Так и шло время. Чудесные рассказы, уроки с понедельника по субботу, полные «музыки, музыки и только музыки», и вдруг оказалось, что Йоханнес вырос и стал очень похож на человека с фотографии, стоявшей на ночном столике в спальне матери, – на своего отца, которого он никогда не видел.

Каждое утро, когда сын садился завтракать, Ортруда, глядя на него, радовалась, что назвала его именем мужа. Потому что Йоханнес, несмотря на юный возраст, был уже точной копией того молчаливого, высокого, светловолосого мужчины, которого она так любила.

Красивый замкнутый подросток жил в своем мире, где не было отца, а были только пианино, мать и герр Шмидт. В этом мире, созданном только для него, Йоханнес чувствовал себя спокойно и уверенно, а все, что находилось за пределами его маленькой вселенной, было для него враждебной территорией. Хуже всего была школа – место, где не было друзей, но было много бездушных учителей. В классе он выбрал парту в дальнем углу – там до него труднее было добраться; на переменах он с отрешенным видом слонялся по школьному двору. Те, кому полагалось быть его товарищами, вместо этого дразнили и задирали его. Их бесило, что он не такой, как они. Йоханнеса игнорировали, над ним насмехались, порой даже пускали в ход кулаки… Но при всем том он не был запуганным и забитым. Он умел держать удар. Сколько мальчишки над ним ни смеялись, сколько ни досаждали, сколько ни били, им не удавалось сломить его дух: у Йоханнеса была надежная броня, которая крепла с каждым днем. И была она не из стали – броней Йоханнеса было то, о чем его обидчики понятия не имели: музыка.

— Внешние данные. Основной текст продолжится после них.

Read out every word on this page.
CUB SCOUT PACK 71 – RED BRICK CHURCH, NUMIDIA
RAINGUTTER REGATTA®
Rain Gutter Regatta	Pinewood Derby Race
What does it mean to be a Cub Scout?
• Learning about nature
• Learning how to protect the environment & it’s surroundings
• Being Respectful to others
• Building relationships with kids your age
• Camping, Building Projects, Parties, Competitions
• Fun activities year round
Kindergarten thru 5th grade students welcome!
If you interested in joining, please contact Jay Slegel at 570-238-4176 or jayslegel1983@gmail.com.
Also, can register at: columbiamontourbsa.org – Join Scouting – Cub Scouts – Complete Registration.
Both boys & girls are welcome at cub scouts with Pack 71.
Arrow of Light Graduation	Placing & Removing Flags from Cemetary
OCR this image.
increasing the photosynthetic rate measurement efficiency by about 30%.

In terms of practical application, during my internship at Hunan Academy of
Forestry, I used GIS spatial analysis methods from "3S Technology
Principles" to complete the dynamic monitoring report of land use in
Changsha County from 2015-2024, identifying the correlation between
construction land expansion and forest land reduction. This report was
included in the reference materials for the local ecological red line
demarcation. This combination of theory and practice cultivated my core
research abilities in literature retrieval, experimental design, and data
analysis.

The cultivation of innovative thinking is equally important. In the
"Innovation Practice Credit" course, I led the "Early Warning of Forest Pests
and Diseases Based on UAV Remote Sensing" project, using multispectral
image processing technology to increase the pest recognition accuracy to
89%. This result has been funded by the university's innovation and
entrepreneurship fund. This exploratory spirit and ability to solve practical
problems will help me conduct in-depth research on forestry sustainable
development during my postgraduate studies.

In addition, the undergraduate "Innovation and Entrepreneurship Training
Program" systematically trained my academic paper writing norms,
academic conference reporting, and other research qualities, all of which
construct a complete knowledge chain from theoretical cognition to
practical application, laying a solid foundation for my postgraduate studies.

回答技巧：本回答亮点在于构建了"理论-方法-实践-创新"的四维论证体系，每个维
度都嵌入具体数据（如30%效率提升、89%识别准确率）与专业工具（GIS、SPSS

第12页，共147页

Со временем мальчишки, убедившись, что донимать Йоханнеса бесполезно, оставили его в покое, и он, оберегаемый своей все расширяющейся музыкальной вселенной, продолжил выживать во враждебном мире школы. Он успешно сдавал экзамены по всем предметам, чтобы больше к ним не возвращаться. Он делал все возможное и невозможное, чтобы этот ужас поскорее закончился. Он день за днем ostinato терпел эту пытку, мечтая только об одном: поскорее вернуться домой, в свой мир, к своему верному другу – пианино. Играть на нем было единственным желанием Йоханнеса, его единственной, неутолимой страстью.

С того самого далекого дня, когда он, семилетний, впервые сел за инструмент и заиграл, с той самой недели, когда герр Шмидт творил для него музыкальный мир, Йоханнес точно знал свое предназначение. А потому все, что выходило за пределы океана из восьмидесяти восьми клавиш, не представляло для него никакого интереса.

Он с жадностью прочитывал биографии музыкантов, которые мать покупала для него у букинистов и которые дополняли и уточняли те чудесные истории, что рассказывал ему герр Шмидт. Ноты каждого нового произведения, которое приносил учитель, Йоханнес тщательнейшим образом разбирал, анализировал и играл пьесу до тех пор, пока не заучивал наизусть. Выученные произведения оставались в его памяти навсегда.

Чем больше он учился, тем больше ему это нравилось и тем сильнее становилась жажда новых знаний. Его все увлекало, все вызывало у него восторг, но с приходом юности он стал выделять среди композиторов тех, чья музыка была ему ближе. Разумеется, он, следуя рекомендациям учителя, каждый день начинал свое плавание с какой-нибудь из маленьких прелюдий Баха, но, как только выходил в открытое море, его паруса наполнялись ветром романтизма: Шуберт, Шопен, Лист, песни без слов, фантастические фантазии, волнующие ноктюрны, вальсы на три счета, эфемерные прелюдии, экспромты…

Вот так и плыл Йоханнес по жизни до того летнего дня, последнего дня учебного года, когда ветер вдруг резко переменился и заставил парусник изменить курс.